I notice I’m still far from having a good level of understanding of (Jeffrey’s) utility theory...
[...] Richard Jeffrey is often said to have defended a specific one, namely the ‘news value’ conception of benefit. It is true that news value is a type of value that unambiguously satisfies the desirability axioms.
but at the same time
News value tracks desirability but does not constitute it. Moreover, it does not always track it accurately. Sometimes getting the news that X tells us more than just that X is the case because of the conditions under which we get the news.
And I can see how starting from this you would get that U(⊤)=0. However, I think one of the remaining confusions is how you would go in the other direction.

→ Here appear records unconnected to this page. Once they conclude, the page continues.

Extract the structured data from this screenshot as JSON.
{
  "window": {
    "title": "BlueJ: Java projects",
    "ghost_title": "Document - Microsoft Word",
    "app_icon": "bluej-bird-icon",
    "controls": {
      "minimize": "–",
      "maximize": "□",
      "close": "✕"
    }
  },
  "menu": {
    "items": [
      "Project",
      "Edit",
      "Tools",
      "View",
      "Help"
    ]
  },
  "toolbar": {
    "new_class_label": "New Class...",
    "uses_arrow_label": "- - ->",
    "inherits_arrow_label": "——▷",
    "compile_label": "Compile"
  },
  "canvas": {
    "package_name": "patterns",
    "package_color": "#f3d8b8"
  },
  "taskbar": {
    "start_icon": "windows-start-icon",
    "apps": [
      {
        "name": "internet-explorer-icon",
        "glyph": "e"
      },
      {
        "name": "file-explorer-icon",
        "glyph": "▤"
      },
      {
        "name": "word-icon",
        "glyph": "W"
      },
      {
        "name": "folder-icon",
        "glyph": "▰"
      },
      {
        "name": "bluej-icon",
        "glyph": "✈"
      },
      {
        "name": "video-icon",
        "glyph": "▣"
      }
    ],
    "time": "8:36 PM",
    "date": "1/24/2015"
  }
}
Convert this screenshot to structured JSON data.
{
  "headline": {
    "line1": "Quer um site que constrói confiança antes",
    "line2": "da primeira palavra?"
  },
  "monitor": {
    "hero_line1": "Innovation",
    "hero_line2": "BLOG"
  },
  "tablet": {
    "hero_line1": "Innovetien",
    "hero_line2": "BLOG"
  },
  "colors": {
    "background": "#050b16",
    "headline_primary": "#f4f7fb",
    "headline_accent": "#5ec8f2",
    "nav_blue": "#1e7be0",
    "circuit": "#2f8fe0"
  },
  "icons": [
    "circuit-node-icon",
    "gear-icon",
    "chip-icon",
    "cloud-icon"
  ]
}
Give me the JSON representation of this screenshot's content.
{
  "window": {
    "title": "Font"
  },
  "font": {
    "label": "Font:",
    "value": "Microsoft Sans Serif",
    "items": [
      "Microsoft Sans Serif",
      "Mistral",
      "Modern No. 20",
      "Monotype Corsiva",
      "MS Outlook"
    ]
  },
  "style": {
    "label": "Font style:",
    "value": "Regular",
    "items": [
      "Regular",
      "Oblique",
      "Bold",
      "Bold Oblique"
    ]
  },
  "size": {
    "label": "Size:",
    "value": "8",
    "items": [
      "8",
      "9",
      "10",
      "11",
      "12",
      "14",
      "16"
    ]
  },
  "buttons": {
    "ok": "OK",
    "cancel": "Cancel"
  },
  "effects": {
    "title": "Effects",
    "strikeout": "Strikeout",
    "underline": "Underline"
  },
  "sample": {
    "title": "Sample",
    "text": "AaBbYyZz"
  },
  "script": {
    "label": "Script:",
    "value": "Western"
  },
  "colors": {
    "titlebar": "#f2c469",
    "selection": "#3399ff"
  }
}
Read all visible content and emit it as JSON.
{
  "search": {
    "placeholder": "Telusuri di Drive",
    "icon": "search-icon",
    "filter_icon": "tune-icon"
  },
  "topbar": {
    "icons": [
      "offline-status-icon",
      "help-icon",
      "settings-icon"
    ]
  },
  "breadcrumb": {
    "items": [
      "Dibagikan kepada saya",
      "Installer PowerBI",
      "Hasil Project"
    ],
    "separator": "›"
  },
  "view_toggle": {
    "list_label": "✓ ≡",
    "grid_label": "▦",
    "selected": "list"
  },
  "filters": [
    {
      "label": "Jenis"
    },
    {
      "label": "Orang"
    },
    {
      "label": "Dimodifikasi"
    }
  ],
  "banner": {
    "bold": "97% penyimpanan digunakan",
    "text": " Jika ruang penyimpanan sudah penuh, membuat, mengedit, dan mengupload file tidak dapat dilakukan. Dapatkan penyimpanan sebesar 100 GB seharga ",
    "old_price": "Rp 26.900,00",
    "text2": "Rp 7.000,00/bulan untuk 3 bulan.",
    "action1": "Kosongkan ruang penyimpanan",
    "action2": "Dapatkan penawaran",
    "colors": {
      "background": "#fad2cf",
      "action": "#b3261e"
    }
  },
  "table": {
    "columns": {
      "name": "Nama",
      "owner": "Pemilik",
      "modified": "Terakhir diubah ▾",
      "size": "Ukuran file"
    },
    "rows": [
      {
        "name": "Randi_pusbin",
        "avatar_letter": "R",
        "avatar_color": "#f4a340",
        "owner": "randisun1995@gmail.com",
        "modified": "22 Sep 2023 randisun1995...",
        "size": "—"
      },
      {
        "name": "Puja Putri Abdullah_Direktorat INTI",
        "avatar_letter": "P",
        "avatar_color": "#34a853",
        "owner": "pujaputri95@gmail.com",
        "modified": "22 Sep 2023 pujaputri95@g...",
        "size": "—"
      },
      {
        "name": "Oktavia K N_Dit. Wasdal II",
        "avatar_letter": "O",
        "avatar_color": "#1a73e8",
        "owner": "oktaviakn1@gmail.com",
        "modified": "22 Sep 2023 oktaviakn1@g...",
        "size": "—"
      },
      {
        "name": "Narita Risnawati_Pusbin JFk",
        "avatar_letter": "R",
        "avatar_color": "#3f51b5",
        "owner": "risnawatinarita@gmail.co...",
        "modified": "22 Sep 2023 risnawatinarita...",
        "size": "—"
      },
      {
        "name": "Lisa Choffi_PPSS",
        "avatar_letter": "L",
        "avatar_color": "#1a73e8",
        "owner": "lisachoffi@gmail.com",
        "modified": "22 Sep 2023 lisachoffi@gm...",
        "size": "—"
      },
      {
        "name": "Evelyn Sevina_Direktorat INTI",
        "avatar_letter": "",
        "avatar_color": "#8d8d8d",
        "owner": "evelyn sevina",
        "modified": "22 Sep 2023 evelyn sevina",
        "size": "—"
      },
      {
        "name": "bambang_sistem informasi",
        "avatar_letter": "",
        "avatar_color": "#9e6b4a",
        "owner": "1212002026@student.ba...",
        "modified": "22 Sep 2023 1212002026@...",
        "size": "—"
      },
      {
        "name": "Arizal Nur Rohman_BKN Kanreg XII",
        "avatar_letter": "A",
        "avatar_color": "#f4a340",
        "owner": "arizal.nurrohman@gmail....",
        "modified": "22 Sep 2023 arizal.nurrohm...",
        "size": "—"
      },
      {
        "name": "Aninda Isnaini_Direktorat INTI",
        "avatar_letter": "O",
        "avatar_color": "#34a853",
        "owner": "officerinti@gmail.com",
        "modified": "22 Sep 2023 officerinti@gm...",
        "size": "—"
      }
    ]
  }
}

How can you go from the premise that we shift utilities to be 0 for tautologies to say that we value something to a large part from how unlikely it is.
And then we also have the desirability axiom
U(A∨B)=P(A)U(A)+P(B)U(B)P(A)+P(B)
for all A and B such that P(A∧B)=0 together with Bayesian probability theory.
What I was talking about in my previous comment goes against the desirability axiom in the sense that I meant that for X="Sun with probability p and rain with probability (1−p)" in the more general case there could be subjects that prefer certain outcomes proportionally more (or less) than usual such that U(X)≠pU(Sun)+(1−p)U(Rain) for some probabilities p. As the equality derives directly from the desirability axiom, it was wrong of me to generalise that far.
But, to get back to the confusion at hand we need to unpack the tautology axiom a bit. If we say that a proposition ⊤ is a tautology if and only if P(⊤)=1[1], then we can see that any proposition that is no news to us has zero utils as well.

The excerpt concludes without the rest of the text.